Missing Indonesian Trigana Air Plane Found Crashed In Papua District

Wreckage Of Missing Indonesian Plane Found

The wreckage of an Indonesian plane has been found in the Papua district of Oktabe, officials have said.

The Trigana Air plane, carrying 54 people, had gone missing earlier on Sunday after flying over the mountainous district.

The ATR42-300 twin turboprop plane was carrying 49 passengers and five crew members on the scheduled 42-minute journey.

The plane reportedly crashed into a mountain and the wreckage was found by villagers.

A plane that is the same model as the one that disappeared

"Residents provided information that the aircraft crashed into Tangok mountain," the director-general of Indonesia's Transportation Ministry said.

Residents of Okbape village in Papua's Bintang district told local police that they saw a plane flying low before crashing into a mountain, said Susanto, the head of Papua's search and rescue agency.

He said about 150 rescuers were heading to the remote area, which is known for its dense forest and steep cliffs, and would begin searching for the plane early on Monday.

Much of Papua is covered with impenetrable jungles and mountains. Some planes that have crashed there in the past have never been found.

Dudi Sudibyo, an aviation analyst, said that Papua is a particularly dangerous place to fly because of its mountainous terrain and rapidly changing weather patterns.

"I can say that a pilot who is capable of flying there will be able to fly an aircraft in any part of the world," he said.

Indonesia has had its share of airline woes in recent years.

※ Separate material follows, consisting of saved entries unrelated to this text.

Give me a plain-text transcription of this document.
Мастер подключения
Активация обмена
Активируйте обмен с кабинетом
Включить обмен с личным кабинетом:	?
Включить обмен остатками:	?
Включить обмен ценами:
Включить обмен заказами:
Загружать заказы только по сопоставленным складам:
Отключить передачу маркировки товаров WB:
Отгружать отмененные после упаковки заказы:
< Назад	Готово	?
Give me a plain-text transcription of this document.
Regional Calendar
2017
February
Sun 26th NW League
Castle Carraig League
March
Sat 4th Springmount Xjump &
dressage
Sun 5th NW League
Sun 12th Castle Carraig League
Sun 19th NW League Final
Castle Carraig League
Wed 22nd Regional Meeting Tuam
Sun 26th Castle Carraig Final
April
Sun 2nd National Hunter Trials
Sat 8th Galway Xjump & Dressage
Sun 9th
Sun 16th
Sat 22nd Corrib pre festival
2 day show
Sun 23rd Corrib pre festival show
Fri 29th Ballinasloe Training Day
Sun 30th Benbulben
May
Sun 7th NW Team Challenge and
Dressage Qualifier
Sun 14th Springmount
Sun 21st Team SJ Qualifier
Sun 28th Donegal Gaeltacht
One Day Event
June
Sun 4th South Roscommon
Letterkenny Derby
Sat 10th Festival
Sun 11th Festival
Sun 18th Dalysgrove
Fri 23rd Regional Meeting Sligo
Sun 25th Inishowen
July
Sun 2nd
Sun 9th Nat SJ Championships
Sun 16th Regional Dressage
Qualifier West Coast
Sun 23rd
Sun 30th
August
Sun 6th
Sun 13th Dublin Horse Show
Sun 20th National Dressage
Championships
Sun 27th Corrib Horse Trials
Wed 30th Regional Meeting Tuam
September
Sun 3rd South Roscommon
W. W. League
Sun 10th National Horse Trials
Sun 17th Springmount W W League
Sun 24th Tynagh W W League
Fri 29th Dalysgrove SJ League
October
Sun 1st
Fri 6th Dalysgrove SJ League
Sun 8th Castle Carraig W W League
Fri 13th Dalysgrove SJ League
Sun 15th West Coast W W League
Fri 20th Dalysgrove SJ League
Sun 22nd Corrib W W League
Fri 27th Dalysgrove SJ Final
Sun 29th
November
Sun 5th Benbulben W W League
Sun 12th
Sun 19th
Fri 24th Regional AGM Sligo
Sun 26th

The sprawling archipelago nation of 250 million people and some 17,000 islands is one of Asia's most rapidly expanding airline markets, but is struggling to provide enough qualified pilots, mechanics, air traffic controllers and updated airport technology to ensure safety.

From 2007 to 2009, the European Union barred Indonesian airlines from flying to Europe because of safety concerns.

Last December, all 162 people aboard an AirAsia jet were killed when the plane plummeted into the Java Sea as it ran into stormy weather on its way from Surabaya, Indonesia's second-largest city, to Singapore.

That disaster was one of five suffered by Asian carriers in a 12-month span, including Malaysia Airlines Flight 370, which went missing in March 2014 with 239 people aboard during a flight from Kuala Lumpur to Beijing.

Trigana Air Service, which commenced operations in 1991, had 22 aircraft as of December 2013 and flies to 21 destinations in Indonesia.